In this number the pope describes the transition that takes place from being an evangelized community to becoming an evangelizing community of faith.  First, people are gathered together to hear the word of God, the Good News.  Then they are called upon to put this new way of life into their way of life, i.e. to take the Kingdom of God into their hearts and to begin to live it in their daily lives.  Men, however, must seek out the kingdom of God.  This requires effort.  They must build the kingdom in themselves by prayer, ascetics and good works.  All is grace, of course, but man must cooperate with grace. 
In doing so, they form a community and this community “becomes the herald of the Gospel.”  Everyone of the Christian community is called upon to be a preacher of the Gospel, each in his own way.  We are all called upon to be “a people he claims for his own to proclaim the glorious works of the One who called you from darkness into his marvelous light” (1 Pt 2:9).  This holds for everyone in the Church whether clergy or laity.

Each one has been able to hear of these “glorious works” in his own tongue.  That has been the big advantage of the liturgical renewal, that everyone can hear the word of God in his own language.  The Gospel and the homily were always in the vernacular of the people.  But with the coming of the local idioms as liturgical languages, the whole liturgy is in the language of the people.  This holds also for the sacraments.

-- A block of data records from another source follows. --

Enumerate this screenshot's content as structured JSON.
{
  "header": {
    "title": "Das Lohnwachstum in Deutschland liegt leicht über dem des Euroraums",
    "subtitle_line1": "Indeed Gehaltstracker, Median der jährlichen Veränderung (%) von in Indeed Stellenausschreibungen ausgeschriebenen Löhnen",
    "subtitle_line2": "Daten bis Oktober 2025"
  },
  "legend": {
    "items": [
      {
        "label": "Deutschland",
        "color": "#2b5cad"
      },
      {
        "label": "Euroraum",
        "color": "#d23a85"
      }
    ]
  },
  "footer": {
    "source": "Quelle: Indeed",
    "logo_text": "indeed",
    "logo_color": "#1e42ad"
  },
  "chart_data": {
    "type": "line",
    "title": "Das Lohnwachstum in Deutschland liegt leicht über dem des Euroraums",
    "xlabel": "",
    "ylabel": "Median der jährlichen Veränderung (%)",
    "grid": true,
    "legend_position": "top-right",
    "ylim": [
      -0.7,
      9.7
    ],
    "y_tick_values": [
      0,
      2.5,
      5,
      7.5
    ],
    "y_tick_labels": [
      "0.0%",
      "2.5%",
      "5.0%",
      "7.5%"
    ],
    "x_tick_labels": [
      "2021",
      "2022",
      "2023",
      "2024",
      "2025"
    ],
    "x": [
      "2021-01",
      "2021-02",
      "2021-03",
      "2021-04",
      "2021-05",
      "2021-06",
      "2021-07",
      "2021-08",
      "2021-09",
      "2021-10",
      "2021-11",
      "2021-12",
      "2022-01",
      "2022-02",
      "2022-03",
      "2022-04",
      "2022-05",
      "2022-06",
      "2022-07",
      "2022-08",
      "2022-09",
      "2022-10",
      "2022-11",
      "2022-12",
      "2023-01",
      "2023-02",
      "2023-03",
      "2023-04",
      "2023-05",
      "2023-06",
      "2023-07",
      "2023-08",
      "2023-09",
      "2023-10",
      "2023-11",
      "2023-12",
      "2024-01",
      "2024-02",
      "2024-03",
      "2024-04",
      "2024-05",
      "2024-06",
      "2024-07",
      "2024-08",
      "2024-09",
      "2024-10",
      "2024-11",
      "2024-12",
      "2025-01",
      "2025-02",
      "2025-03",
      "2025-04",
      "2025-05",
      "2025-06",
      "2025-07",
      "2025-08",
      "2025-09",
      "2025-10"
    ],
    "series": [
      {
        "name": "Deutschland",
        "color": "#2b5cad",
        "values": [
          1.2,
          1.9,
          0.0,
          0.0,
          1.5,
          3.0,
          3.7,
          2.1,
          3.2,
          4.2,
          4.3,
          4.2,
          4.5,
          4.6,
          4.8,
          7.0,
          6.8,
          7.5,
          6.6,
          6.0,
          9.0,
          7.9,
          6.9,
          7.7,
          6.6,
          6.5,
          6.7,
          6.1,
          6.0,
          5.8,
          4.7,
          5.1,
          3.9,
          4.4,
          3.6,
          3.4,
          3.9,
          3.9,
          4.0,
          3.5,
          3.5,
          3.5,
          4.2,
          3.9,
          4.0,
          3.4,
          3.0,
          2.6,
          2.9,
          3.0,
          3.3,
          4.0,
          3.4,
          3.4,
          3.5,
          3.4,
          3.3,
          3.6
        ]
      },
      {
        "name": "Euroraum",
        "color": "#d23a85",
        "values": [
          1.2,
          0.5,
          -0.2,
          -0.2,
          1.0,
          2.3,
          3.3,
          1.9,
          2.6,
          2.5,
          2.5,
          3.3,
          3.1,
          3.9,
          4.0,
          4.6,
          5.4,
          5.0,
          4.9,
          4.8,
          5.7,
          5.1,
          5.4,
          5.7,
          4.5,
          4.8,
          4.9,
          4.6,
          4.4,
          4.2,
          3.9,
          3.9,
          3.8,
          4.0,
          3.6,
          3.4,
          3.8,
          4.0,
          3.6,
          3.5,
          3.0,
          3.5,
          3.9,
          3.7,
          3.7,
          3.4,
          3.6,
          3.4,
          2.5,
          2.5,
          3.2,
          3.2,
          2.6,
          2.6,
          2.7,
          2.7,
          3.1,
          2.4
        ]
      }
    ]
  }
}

Then the document states a very important fact: not only do believers have the responsibility to make known the Gospel, but also every non-believer has the right to hear about it.  “Moreover, the Good News of the kingdom which is coming and has already begun is meant for all men of all times.”  That means that every one we meet on the street, all those millions of Chinese workers who make the things we buy in the supermarket, and the criminals in our prisons are all meant to hear the message of the Kingdom.  And we must do what we can to bring it to them.  The document says that all men of all time are meant to hear the message.  How well have we done that?  Great work has been done.  Think of the great number of missionaries who were sent to Africa and South America in the eighteenth and nineteenth centuries.  Think of the present time when missionaries are being sent all over the world by some of the countries that have a very small percentage of Catholics themselves, like India.  But if we look at the world population and the percentage of Catholics in the world, we can see that much work is still needed until all have heard the message.

Once they receive the message, they also are called to pass it on to others.  It is a message about a kingdom that is coming but is already here.  It has begun among us.  When we are gathered together in the liturgy, the kingdom is here.  When we gather to do charitable things, the kingdom is here.  When we pray alone, the kingdom is here.  If we are baptized, we share in the kingdom, wherever we are.

Mary, Queen of the missions, pray for us.